DER IT-HANDEL WIRD PROFITIEREN

Die Einführung von Telearbeit ist je nach Umfang häufig zunächst mit nicht unerheblichen Investitionen verbunden. Dabei geht es unter anderem um die Beschaffung von ITK-Technologie wie ISDN-Equipment, Modems, Telefone, PCs, Router und andere Netzwerkinfrastruktur, geeignete Office-, Datenbank- und Workgroup-Software, Data-Security, Multifunktionsgeräte, aber auch um Büroeinrichtung, also Schränke, Schreibtische, Lampen, Stühle und so weiter. Immer mehr Hersteller haben die Zeichen der Zeit erkannt und sprechen diese Zielgruppe mit speziell auf den Soho- und Telearbeitsmarkt abgestimmten Produkten und Dienstleistungen an. Und das eröffnet dem IT-Handel sowie den Systemintegratoren neue Märkte und - wenn das Portfolio gut darauf abgestimmt ist - zufriedene, treue Kunden. Gut beraten ist dabei der IT-Handel, wenn er mit auf die neuen Arbeitsformen spezialisierten Consulting-Unternehmen kooperiert. Denn der Informationsbedarf in den deutschen Unternehmen ist nach wie vor immens, Lösungen aus einer Hand sind gefragt.

HANDELSUNTERNEHMEN, DIE AUF TELEARBEIT SETZEN

Wenn die Einführung von Telearbeit einmal beschlossene Sache ist, ist auch der Hunger nach Hard- und Software ungebremst. Selbst für Distributoren, Systemintegratoren, VARs und IT-Händler ist diese Arbeitsform eine kostensparende Alternative zur konventionellen Betriebsorganisation. Das beweisen bereits eine Reihe von Handelshäusern und Händlern. So zum Beispiel Conrad Electronic, der seine Bestellannahme teilweise als Telearbeit auslagerte. Bei dem Elektronik-Fachhändler sind derzeit 90 Telearbeiter beschäftigt, von denen sogar ein Drittel in Vollzeit telearbeitet. Die meisten der Vollzeit-Telearbeiter (25) sind in der technischen Kundenhotline beschäftigt. Die zu Hause tätigen Mitarbeiter, mit modernstem Kommunikationsequipment durch Conrad ausgestattet, nehmen so beispielsweise Bestellungen entgegen oder bearbeiten Reklamationen in einer Art verteilter Inbound-Call-Center. Auf die Frage nach ihren Erfahrungen mit den telearbeitenden Mitarbeitern hält sich das Unternehmen allerdings bedeckt, und von Seiten der zuständigen Pressevertreterin herrschte trotz wiederholter Anfragen leider absolute Funkstille.

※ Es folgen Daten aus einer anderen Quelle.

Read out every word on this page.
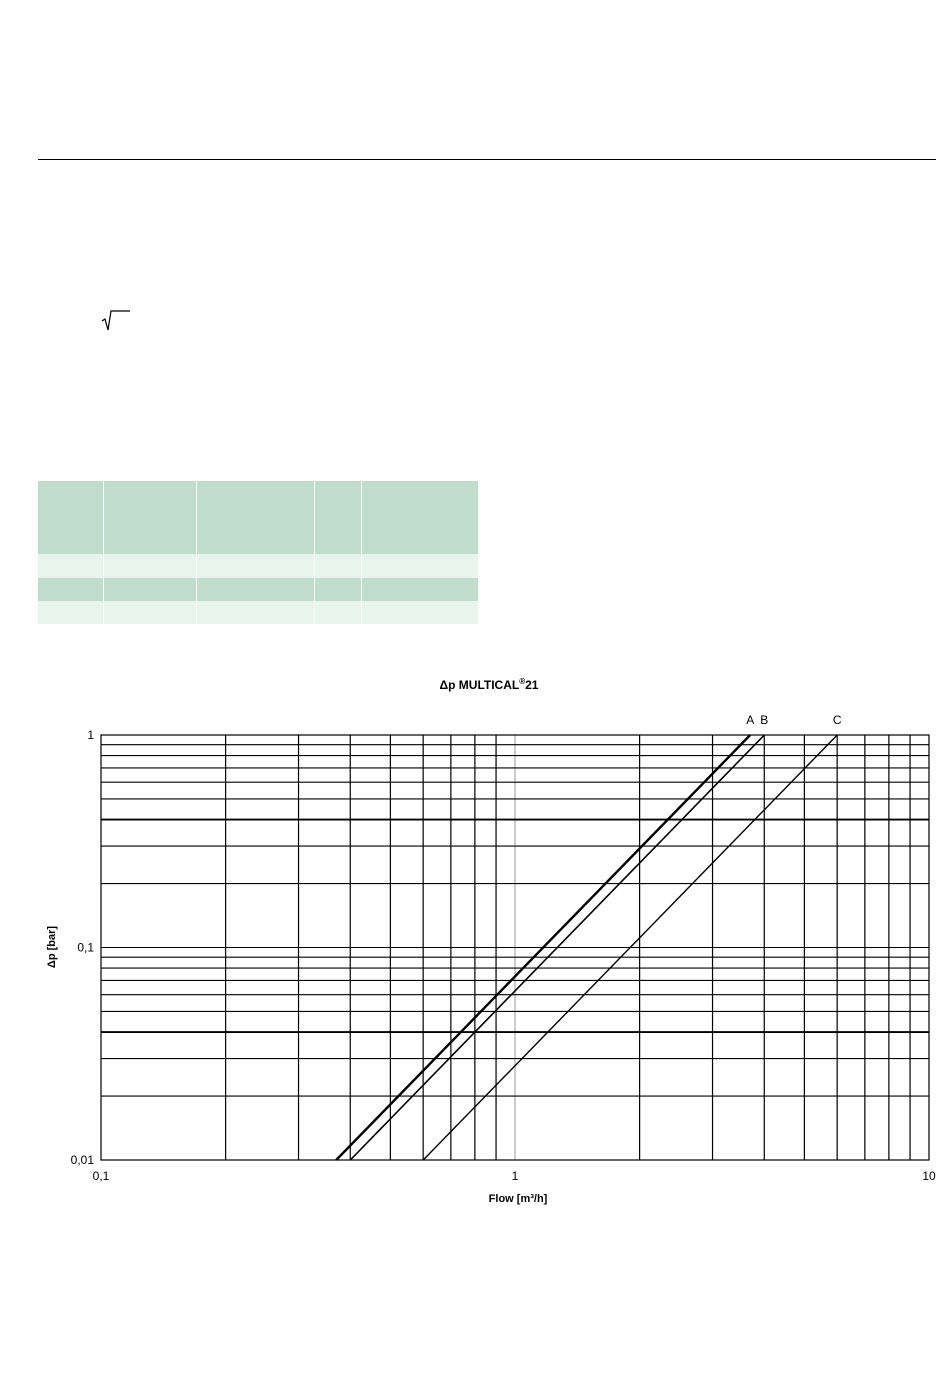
Δp MULTICAL®21
A B	C
0,1	1	10
0,01
0,1
1
Flow [m³/h]
Δp [bar]
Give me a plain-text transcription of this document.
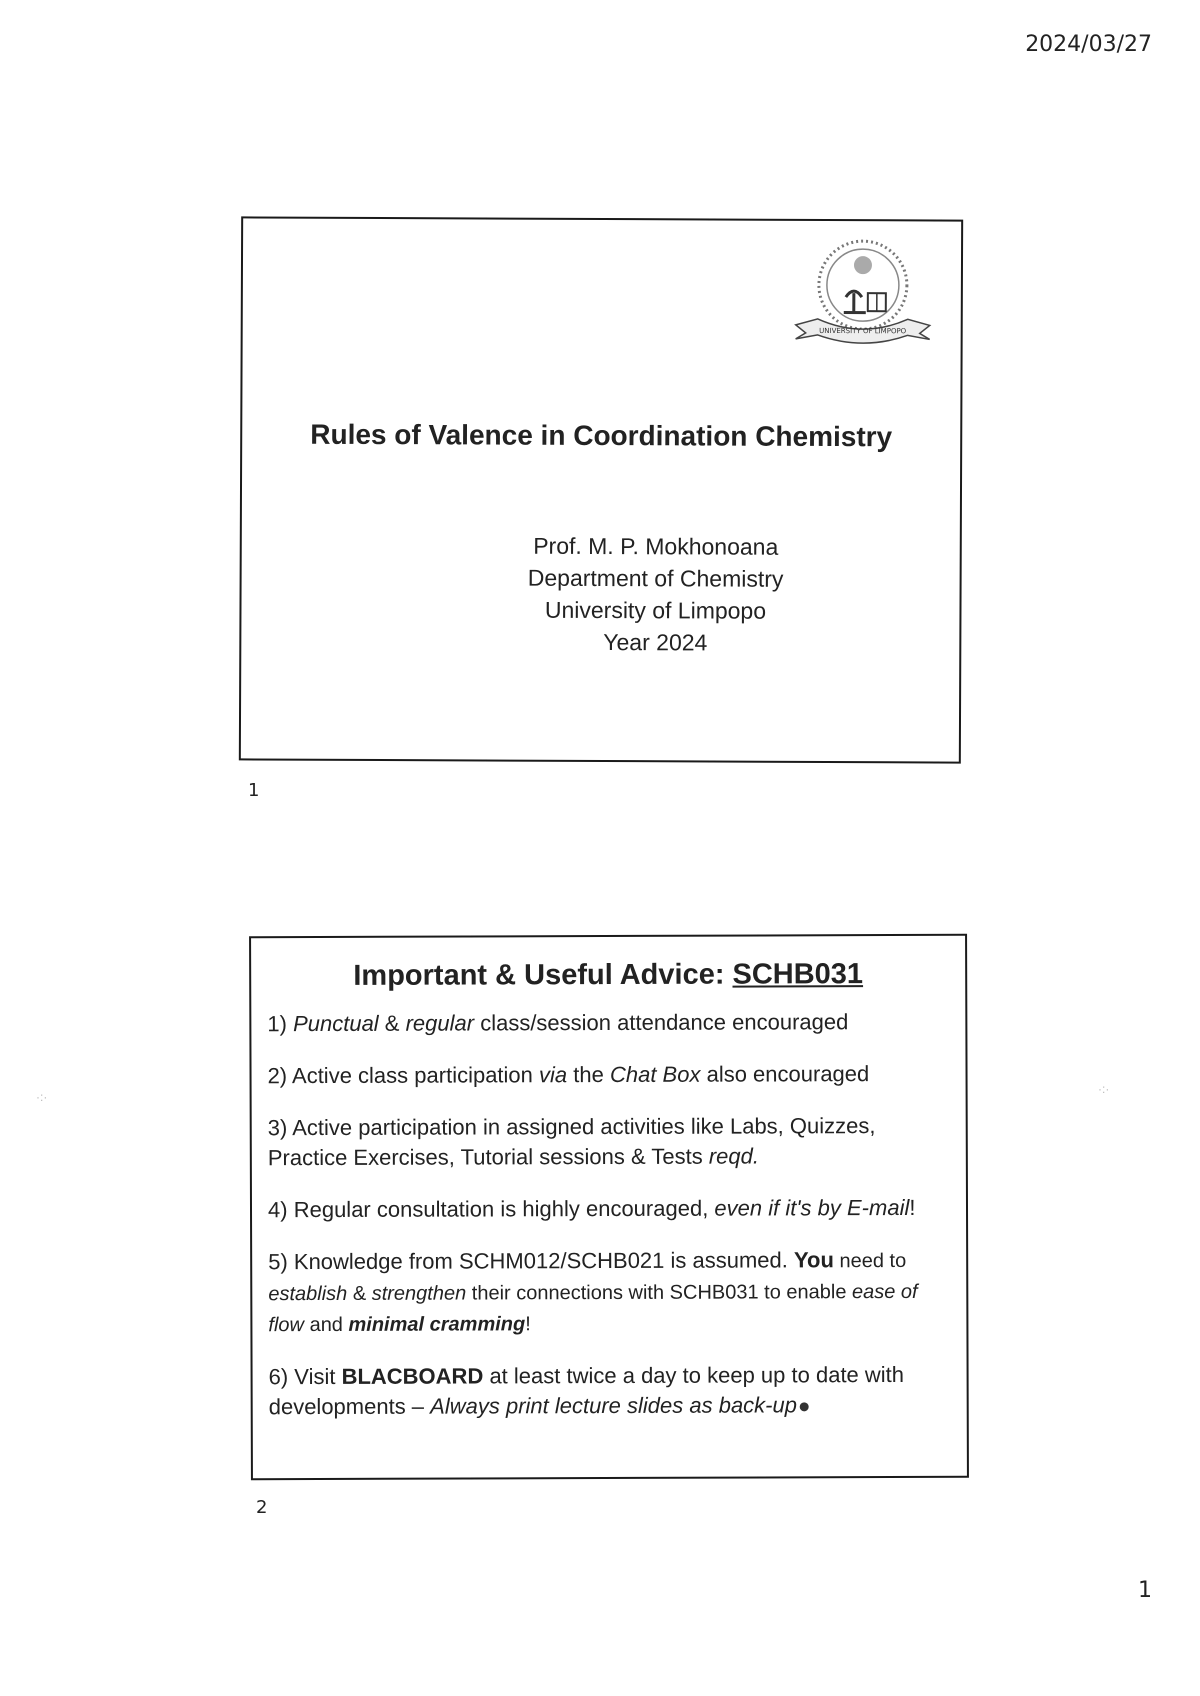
2024/03/27
UNIVERSITY OF LIMPOPO
Rules of Valence in Coordination Chemistry
Prof. M. P. Mokhonoana
Department of Chemistry
University of Limpopo
Year 2024
1
Important & Useful Advice: SCHB031
1) Punctual & regular class/session attendance encouraged
2) Active class participation via the Chat Box also encouraged
3) Active participation in assigned activities like Labs, Quizzes, Practice Exercises, Tutorial sessions & Tests reqd.
4) Regular consultation is highly encouraged, even if it's by E-mail!
5) Knowledge from SCHM012/SCHB021 is assumed. You need to establish & strengthen their connections with SCHB031 to enable ease of flow and minimal cramming!
6) Visit BLACBOARD at least twice a day to keep up to date with developments – Always print lecture slides as back-up
2
·:·
·:·
1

Auch der auf den Vertrieb von Videokonferenzsystemen, Projektoren und Groupware-Software spezialisierte IT-Händler IPC AG in Freiburg widmet sich seit Jahren dem Thema Telearbeit. Und das gleich auf mehreren Ebenen: Neben dem Vertrieb von telearbeitsrelevanter Hard- und Software bietet das Unternehmen gleichzeitig Schulungen für telearbeitende Mitarbeiter unterschiedlicher Hierarchien an. Jan Peschka, Geschäftsführer und Vorstandsvorsitzender der IPC AG, setzt die Telearbeiter in vielen Bereichen ein: "Unsere telearbeitenden Mitarbeiterinnen und Mitarbeiter werden gegenwärtig vor allem in den Bereichen Telesupport, Hotline, Telecoaching für Videokonferenz-Erstanwender, Entwicklung und Akquise eingesetzt. In Bezug auf Telearbeit sind unsere Erfahrungen in den genannten Tätigkeitsbereichen sehr gut. Soweit Telearbeiter von zu Hause aus tätig sind, werden die Reaktionszeiten beträchtlich erhöht."

Die Telekom, ebenfalls für ihre herausragenden Leistungen zur Förderung der Telearbeit mit dem diesjährigen VTD-Award ausgezeichnet, richtete mittlerweile rund 250 alternierende und etwa 1.000 mobile Telearbeitsplätze ein. In einem kleinen Call-Center-Verbund führen Telearbeiterinnen die telefonische Verkaufsabwicklung der Telekom-eigenen Produkte durch - für die Kunden unbemerkt zu einem Teil der Arbeitszeit am heimischen Arbeitsplatz.

Laut Eito-Report wächst der Markt von für Telearbeit geeigneter Hardware, also von portablen PCs, LAN-Hardware, mobilen Kommunikationsprodukten und Datenübertragungs-Infrastruktur zirka 15 Prozent in diesem und im nächstem Jahr. Und diese Tendenz wird aller Erwartung nach steigen. Da läßt sich leicht errechnen, welches Potential es für den IT-Handel alleine in diesem Bereich zu bewältigen gibt. (up)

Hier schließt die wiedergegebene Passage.